Using today’s small aircraft lavatories requires even the most physically mobile passengers to be dexterous and flexible. But what do you do if you’re not able to easily squeeze into or navigate your way around those tiny compartments? What about passengers with reduced mobility (PRMs)? We’ve heard some horror stories about PRMs trying to use the lavs on board aircraft, and the indignities they suffer.
Airbus wants to accommodate these passengers. It does so splendidly with its original ‘Space-Flex v1’ configuration for the Airbus A320, which rearranged the footprint of the rear galley by placing the two lavatories together. This not only added three seats (six if a full galley wasn’t necessary), but also catered to PRMs with a retractable partition between the two lavatories. It is currently flying on A320s operated by TAM, LAN, Pegasus, and Loong Air.
The airframer says Space-Flex v2 builds on the in-service experience from Airbus’ Space-Flex v1 as well as market feedback from Zodiac Aerospace’s hugely popular “Innovative Space Interior System”. Thanks to a more optimized centre lavatory design, Space-Flex v2’s enlarged galley area will accommodate up to eight half-size trolleys (or three full-size plus two half-size trolleys), as well as the two lavatories – of which one is PRM capable.

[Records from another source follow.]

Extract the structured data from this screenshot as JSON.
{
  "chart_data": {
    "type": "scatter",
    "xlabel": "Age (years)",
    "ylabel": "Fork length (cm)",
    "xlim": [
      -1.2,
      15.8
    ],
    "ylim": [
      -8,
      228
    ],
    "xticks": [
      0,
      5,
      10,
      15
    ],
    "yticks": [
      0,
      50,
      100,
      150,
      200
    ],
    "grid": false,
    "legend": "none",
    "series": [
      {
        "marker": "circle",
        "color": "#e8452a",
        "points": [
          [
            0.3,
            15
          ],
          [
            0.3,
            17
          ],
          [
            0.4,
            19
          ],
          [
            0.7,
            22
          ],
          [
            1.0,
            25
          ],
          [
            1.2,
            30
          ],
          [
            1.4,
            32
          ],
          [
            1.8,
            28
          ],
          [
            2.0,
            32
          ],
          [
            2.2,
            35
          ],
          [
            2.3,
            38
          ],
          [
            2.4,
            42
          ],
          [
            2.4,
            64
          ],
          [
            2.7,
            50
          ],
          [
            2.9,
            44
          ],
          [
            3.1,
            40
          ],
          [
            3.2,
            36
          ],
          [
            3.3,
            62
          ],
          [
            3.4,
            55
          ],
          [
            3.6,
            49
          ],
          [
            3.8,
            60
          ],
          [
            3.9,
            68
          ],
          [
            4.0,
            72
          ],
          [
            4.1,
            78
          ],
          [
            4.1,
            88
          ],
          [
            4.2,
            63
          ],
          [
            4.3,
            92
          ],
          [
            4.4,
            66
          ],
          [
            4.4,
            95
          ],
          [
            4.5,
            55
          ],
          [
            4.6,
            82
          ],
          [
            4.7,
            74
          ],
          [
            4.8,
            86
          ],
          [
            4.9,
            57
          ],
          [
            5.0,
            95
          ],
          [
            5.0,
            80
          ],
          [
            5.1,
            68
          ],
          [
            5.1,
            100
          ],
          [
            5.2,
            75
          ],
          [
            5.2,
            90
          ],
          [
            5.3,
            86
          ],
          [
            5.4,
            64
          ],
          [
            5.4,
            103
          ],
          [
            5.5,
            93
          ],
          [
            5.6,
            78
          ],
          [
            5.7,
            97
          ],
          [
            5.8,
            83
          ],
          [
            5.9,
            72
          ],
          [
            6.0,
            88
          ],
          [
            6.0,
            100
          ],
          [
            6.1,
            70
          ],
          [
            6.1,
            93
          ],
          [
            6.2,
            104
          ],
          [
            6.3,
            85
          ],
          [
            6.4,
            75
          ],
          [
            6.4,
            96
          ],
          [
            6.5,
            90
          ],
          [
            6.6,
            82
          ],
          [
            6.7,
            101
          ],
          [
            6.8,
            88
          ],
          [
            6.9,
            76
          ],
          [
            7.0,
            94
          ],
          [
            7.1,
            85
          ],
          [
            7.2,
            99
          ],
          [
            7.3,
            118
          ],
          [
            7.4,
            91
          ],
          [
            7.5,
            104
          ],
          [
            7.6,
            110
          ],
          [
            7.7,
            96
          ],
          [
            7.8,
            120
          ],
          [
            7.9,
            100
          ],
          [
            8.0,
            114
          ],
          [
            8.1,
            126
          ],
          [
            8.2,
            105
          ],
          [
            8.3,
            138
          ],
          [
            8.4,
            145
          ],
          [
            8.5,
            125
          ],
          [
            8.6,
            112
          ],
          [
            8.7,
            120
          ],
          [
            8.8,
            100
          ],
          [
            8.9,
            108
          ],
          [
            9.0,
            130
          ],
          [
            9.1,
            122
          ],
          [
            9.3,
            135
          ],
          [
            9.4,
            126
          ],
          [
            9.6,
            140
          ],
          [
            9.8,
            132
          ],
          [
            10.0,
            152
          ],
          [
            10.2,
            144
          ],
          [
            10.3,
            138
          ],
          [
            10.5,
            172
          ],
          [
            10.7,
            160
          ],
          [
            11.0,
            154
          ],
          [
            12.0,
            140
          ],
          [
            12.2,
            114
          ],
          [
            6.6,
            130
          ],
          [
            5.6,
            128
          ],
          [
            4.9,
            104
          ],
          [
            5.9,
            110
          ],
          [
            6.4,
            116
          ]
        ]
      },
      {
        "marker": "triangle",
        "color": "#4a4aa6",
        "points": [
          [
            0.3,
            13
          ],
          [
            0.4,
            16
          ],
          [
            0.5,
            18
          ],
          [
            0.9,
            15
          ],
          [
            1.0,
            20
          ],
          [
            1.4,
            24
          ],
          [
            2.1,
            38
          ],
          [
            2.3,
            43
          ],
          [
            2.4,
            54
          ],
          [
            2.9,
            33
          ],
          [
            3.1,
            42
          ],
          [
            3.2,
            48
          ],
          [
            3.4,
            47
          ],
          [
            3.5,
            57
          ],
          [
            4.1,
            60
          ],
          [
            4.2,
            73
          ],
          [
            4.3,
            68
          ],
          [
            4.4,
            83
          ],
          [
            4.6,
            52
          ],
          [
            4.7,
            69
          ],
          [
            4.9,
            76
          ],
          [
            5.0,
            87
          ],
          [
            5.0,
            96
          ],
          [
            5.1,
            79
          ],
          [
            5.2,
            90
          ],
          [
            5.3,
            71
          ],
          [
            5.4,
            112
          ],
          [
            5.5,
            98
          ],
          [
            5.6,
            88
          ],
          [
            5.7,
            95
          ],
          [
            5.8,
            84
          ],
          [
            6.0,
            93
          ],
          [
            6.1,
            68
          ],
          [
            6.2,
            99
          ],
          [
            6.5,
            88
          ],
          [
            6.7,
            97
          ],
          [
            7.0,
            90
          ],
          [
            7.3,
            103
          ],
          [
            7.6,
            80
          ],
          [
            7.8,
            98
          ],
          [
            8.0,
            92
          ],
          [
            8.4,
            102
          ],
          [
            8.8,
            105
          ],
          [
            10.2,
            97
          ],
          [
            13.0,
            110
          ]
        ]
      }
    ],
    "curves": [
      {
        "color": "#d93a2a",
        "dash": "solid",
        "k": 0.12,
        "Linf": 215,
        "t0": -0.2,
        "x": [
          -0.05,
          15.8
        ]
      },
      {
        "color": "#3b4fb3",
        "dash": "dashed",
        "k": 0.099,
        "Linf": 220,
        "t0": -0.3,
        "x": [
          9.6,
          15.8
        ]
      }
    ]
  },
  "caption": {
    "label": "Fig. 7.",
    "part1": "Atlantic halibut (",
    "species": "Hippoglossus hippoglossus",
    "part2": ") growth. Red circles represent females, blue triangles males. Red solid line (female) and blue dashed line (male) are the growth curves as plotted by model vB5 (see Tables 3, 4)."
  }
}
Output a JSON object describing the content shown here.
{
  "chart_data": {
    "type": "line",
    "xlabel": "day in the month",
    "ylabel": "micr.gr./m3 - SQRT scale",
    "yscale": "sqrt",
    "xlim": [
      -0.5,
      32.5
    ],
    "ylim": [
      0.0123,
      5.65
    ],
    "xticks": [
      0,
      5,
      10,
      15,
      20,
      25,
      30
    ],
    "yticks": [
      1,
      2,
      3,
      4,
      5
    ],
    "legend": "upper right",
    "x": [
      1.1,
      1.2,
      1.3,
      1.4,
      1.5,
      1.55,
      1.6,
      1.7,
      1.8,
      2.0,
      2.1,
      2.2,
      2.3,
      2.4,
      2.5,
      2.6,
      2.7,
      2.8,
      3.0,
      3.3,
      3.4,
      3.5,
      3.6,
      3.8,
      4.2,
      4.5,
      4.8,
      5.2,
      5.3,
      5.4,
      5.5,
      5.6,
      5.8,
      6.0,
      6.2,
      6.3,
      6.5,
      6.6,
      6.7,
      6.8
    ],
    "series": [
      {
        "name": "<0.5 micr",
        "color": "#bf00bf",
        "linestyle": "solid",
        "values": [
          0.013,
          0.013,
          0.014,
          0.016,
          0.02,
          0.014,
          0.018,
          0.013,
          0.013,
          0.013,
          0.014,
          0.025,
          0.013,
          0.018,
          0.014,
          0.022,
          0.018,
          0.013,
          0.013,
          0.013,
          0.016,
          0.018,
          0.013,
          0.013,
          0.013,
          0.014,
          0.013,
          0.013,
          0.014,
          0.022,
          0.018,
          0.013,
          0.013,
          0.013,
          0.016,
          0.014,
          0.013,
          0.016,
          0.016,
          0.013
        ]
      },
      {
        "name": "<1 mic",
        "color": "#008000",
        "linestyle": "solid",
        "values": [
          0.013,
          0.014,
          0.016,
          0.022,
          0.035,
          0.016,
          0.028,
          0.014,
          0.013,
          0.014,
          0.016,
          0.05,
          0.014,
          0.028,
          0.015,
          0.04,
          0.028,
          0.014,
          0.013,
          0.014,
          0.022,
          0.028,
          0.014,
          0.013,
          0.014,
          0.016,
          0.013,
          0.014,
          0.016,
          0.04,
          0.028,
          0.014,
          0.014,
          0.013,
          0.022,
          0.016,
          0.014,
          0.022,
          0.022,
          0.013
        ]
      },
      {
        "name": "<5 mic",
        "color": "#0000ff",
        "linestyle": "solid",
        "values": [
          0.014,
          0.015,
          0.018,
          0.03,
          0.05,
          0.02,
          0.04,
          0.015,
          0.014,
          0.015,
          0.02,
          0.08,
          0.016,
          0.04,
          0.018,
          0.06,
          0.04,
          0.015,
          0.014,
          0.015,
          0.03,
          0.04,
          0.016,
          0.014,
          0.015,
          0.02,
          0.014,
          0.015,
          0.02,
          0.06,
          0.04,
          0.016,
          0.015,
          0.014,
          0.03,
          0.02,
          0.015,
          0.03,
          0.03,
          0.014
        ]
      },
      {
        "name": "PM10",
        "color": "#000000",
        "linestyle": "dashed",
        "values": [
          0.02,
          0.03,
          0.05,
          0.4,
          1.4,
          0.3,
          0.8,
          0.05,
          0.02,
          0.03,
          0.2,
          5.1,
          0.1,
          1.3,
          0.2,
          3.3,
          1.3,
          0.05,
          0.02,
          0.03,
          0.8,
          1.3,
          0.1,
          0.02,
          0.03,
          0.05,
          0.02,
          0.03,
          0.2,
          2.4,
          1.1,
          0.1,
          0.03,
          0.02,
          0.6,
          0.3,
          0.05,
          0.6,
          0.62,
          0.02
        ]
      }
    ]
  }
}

But – and this is a significant “but” – the second iteration is not nearly as PRM-friendly as the first version.
“For Space-Flex v2, the swinging partition separating the two v1 lavatories is replaced by a fixed partition featuring a tip-up seat. The wheelchair bound passenger transfers from the wheelchair to the tip-up seat and then, unassisted, to the toilet seat. So we now have two Space-Flex options. Both maximize the efficiency of space at the back of the A320 Family to allow extra revenue generating seats in the cabin,” says an Airbus spokesman.
He notes that airlines make the ultimate choice.
By combining Space-Flex with reduced aircraft seat pitch, seat count on the A320 can be increased from a current maximum 180 seats to 189. Space-Flex v2 is expected to be introduced in the first quarter of 2016.
The news that aircraft seat pitch will be tightened to accommodate 189-passenger A320s is not new. And it certainly highlights a far broader trend in the industry to fit economy-class cabins with high-density configurations.
Airbus maintains that seats with 18 inches between the armrests can afford to have a smaller pitch, thus allowing for extra seats without sacrificing comfort. The wider cross-section of the A320 accommodates this 18-inch width, a comfort standard that Airbus actively promotes.
A survey conducted by the airframer of approximately 40,000 participants found the majority felt they had more room for their legs and knees when they had 18 inches between armrests. Personally, I too felt quite comfortable in sample seats displayed at Airbus’ booth during last week’s APEX Expo, though it has been pointed out that at 5ft 5in, my knees aren’t exactly “high risk”. It’s also worth noting that as soon as the seats recline, everyone will imaginably be a little unhappier, though some carriers have handily eradicated this problem by not offering reclinable seats on short-haul flights in the first place.
The forthcoming re-engined A321neo will also feature increased seat count, which will be achieved by removing Door 2 and replacing it with two over-wing exits. Combined with Space-Flex v2, seat repitching, slimline seats, increased exit capacity, and Smart-Lav (a new efficient lavatory design) the seat count can be brought up to 240 from 220.
With new passenger space comes the need for more overhead bin space. Confirming a story we broke last year, Airbus has launched a new pivoting bin solution, which allows for 60% more bags. The bins are designed to accommodate eight standard rolling carry-ons across four frames (as opposed to the present five suitcases across four frames). Because more and more passengers are traveling with rolling carry-on luggage, Airbus created bins tall enough for suitcases to be stored on their sides, which will require some passenger reeducation. The move will ensure Airbus can better compete against Boeing, which recently introduced new Space Bins for the 737. Delta is the launch customer of Airbus’ new bins, which are expected to enter service on the carrier in the first quarter of 2016.
Meanwhile, all of these planned changes will equate to more revenue for airlines. Airbus head of aircraft interiors marketing Zuzana Hrnkova says a 1% increase in revenue is equivalent to reducing maintenance costs by 10-11%; rentals, depreciation, and insurance by 8-9%; fuel cost by 4-5%; and cash operating cost by 2-2.5%. That’s certainly good for airlines, but we know that the best news from this announcement is that PRM-friendly lavatories are becoming a fixture on new aircraft. And Airbus and Zodiac will see to it.